The 2021 Jeep Cherokee separates itself from the typical compact crossover with class-leading off-road and towing capabilities. Its Jeep genealogy will appeal to outdoorsy types, some of whom may actually need a vehicle that can handle driving beyond where the pavement ends. While the Cherokee’s bloated façade will get few likes, the rugged Trailhawk model is more visually and mechanically exciting—especially with its enhanced drivetrain and other exclusive equipment. All Cherokee models can be had with all-wheel drive, and there’s a solid selection of engines, including a stout V-6 and a torquey turbocharged four-cylinder. Still, folks who don’t intend to capitalize on the 2021 Cherokee’s 4500-pound max towing capacity or ever leave pavement will be disappointed with its poor fuel economy, limited cargo space, and questionable value.
What’s New for 2021?
For 2021, Jeep gives the Cherokee several newly standard active safety features. These include automated emergency braking, blind-spot monitoring, lane-keeping assist, and more. The lineup also benefits from reshuffled standard features. For instance, the base model adds heated exterior mirrors and one-touch up/down front side windows; the Trailhawk adds a heated steering wheel and front seats as well as a remote start. There’s also a new 80th Anniversary Edition that’s based on the Latitude LUX trim level, so it inherits all the same standard features. Highlights include Granite Crystal 19-inch wheels, leather upholstery with contrast stitching, power-adjustable front seats, the larger 8.4-inch touchscreen, a panoramic sunroof, and more.
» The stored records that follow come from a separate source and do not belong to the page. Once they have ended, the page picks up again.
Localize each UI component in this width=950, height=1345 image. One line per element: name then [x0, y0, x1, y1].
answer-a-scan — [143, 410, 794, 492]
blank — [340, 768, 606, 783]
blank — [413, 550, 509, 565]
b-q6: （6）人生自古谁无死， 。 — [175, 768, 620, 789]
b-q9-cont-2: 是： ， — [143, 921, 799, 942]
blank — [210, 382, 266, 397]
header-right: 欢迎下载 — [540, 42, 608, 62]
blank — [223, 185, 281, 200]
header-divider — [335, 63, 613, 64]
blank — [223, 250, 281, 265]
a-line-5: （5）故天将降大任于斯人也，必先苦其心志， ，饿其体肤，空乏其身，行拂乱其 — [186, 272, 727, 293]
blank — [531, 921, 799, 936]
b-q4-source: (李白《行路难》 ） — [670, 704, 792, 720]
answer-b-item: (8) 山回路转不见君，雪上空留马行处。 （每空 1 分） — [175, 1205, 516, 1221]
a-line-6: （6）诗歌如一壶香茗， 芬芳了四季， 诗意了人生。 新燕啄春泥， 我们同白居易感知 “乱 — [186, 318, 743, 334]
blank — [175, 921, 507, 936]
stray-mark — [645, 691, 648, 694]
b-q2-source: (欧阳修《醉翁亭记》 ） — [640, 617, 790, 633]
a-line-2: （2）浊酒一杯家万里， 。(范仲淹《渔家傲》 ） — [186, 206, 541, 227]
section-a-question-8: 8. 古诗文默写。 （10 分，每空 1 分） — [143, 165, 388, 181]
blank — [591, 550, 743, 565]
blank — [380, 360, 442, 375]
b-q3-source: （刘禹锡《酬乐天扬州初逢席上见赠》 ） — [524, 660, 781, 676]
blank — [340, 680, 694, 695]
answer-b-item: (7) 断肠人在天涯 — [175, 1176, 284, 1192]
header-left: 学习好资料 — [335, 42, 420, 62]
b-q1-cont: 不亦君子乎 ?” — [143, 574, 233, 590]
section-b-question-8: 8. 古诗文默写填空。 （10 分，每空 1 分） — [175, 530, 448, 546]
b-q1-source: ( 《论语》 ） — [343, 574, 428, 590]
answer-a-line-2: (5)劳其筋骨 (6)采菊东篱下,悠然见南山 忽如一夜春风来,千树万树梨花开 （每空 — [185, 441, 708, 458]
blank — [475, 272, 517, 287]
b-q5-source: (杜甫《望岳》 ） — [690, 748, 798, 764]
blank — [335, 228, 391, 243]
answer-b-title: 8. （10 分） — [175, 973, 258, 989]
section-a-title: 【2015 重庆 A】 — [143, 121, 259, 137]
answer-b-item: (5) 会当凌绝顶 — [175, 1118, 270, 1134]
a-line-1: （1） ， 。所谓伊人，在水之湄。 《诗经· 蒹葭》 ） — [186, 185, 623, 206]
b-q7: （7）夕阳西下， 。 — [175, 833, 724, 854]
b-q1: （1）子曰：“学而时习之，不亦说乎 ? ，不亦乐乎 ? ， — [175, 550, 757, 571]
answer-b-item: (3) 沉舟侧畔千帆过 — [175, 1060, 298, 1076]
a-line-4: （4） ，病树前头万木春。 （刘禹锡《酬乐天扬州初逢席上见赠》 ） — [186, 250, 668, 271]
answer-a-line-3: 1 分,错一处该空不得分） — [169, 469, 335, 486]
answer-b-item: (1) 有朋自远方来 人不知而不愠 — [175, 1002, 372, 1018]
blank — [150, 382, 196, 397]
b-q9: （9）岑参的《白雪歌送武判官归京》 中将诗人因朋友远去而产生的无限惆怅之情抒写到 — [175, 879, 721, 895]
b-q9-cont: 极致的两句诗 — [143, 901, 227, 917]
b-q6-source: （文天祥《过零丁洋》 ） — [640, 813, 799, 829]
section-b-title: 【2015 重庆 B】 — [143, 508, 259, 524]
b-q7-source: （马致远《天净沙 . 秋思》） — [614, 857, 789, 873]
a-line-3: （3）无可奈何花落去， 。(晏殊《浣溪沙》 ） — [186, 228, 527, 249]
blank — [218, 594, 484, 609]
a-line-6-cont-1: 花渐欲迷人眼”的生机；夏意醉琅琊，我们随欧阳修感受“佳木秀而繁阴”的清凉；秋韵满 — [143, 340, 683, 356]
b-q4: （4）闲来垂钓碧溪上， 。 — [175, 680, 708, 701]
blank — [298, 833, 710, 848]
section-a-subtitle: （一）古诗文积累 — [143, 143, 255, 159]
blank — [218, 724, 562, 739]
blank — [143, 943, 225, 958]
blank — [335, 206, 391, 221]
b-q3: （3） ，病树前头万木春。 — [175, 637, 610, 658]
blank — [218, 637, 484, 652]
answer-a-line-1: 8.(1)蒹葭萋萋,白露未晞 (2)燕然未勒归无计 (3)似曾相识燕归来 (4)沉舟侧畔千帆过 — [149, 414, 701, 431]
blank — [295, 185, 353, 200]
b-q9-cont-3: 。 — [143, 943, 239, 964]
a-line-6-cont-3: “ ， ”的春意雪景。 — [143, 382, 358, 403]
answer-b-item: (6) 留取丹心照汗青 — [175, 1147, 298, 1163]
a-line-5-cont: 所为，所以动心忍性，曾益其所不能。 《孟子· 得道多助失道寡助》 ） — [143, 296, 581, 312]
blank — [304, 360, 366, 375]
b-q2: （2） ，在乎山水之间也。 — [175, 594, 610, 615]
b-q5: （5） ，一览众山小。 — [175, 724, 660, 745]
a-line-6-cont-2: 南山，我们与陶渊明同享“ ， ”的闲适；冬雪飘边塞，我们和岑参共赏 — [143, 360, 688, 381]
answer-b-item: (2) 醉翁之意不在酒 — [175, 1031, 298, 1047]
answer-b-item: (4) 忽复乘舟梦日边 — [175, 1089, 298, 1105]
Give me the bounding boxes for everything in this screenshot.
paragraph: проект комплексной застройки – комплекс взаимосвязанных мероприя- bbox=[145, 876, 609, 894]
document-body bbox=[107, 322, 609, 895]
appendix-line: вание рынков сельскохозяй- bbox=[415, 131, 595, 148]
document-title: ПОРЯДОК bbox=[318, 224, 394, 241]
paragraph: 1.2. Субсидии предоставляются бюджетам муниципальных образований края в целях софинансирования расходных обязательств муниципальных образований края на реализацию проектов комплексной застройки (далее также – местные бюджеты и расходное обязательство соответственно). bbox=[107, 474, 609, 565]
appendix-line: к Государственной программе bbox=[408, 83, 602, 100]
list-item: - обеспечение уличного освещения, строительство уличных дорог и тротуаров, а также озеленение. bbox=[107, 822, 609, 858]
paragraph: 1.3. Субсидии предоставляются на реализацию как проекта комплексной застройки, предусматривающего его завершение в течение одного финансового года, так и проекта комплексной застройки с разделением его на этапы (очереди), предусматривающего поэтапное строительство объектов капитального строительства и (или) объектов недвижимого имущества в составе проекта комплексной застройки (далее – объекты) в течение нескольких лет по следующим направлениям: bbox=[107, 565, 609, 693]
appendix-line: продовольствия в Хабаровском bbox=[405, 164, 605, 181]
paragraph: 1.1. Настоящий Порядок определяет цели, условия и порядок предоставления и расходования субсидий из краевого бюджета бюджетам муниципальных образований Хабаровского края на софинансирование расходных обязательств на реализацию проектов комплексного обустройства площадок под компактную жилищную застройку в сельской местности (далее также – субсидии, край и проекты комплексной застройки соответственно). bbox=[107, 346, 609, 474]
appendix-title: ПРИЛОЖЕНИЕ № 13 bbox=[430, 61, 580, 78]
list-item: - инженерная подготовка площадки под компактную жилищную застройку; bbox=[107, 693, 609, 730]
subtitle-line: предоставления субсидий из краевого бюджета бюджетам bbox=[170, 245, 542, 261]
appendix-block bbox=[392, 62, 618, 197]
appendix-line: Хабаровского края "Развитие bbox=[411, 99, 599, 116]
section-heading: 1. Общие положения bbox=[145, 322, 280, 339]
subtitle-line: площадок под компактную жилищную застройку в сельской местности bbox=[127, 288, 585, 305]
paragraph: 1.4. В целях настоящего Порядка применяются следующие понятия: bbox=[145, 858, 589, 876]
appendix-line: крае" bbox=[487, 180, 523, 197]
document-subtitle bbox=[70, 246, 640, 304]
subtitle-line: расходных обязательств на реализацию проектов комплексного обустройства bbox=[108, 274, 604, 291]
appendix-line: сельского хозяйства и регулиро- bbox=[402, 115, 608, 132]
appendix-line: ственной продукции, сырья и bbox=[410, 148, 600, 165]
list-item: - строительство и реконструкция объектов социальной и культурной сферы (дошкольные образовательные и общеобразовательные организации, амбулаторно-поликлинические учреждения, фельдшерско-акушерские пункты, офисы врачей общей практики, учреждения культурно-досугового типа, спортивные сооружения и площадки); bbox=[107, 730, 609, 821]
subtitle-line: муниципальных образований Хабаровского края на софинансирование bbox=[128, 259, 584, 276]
Engine, Transmission, and Performance
The standard 2.4-liter four-cylinder engine is joined by an optional 3.2-liter V-6 and turbocharged 2.0-liter four-cylinder. The latter makes 270 horsepower and 295 lb-ft of torque (56 lb-ft more than the V-6) and slots at the top of the powertrain pyramid. While we’ve yet to test the turbo engine at the track, we’ve spent time with it during our first drive. We found it to be lackluster compared with the V-6 due to its dull responses to throttle inputs; the four-cylinder Cherokee also has the less towing capacity (4000 pounds maximum towing capacity versus the V-6 Cherokee’s towing capacity of 4500 pounds). As you’d expect from a Jeep, the Cherokee drives with heftiness and solidity, making it feel larger than its rivals. Despite its off-road abilities, the Cherokee is still based on a car, meaning it provides a comfortable ride and decent handling on the road. Relatively firm suspension tuning controls body roll in corners without compromising the ride quality. Impacts are absorbed without much excess reverberation, and the Jeep never feels floaty on the highway. We wish the steering provided more feedback from the road, but it’s nicely weighted and accurate. A firm-feeling brake pedal engenders calm in panic-braking scenarios, and the Cherokee’s 70-mph-to-zero emergency-braking performance is average for its class.
Interior, Comfort, and Cargo
With supportive seats and easy-to-use controls, the Cherokee’s cabin is comfortable. An attractive dashboard that mimics the larger and more expensive Grand Cherokee’s layout helps cultivate an upscale feel. However, given that the Cherokee is larger on the outside than many of its competitors, we’d expect it to feel more spacious on the inside. Small windows and high windowsills contribute to the feeling of confinement. The Cherokee’s cargo area is smaller than most vehicles this size, and interior cubby storage is average at best. It’s more difficult to load items into the rear than into some of its rivals due to the Jeep’s high lift-over height. In addition, its cargo area is significantly smaller than top rivals such as the Ford Escape (34 cubes) and the Honda CR-V (39).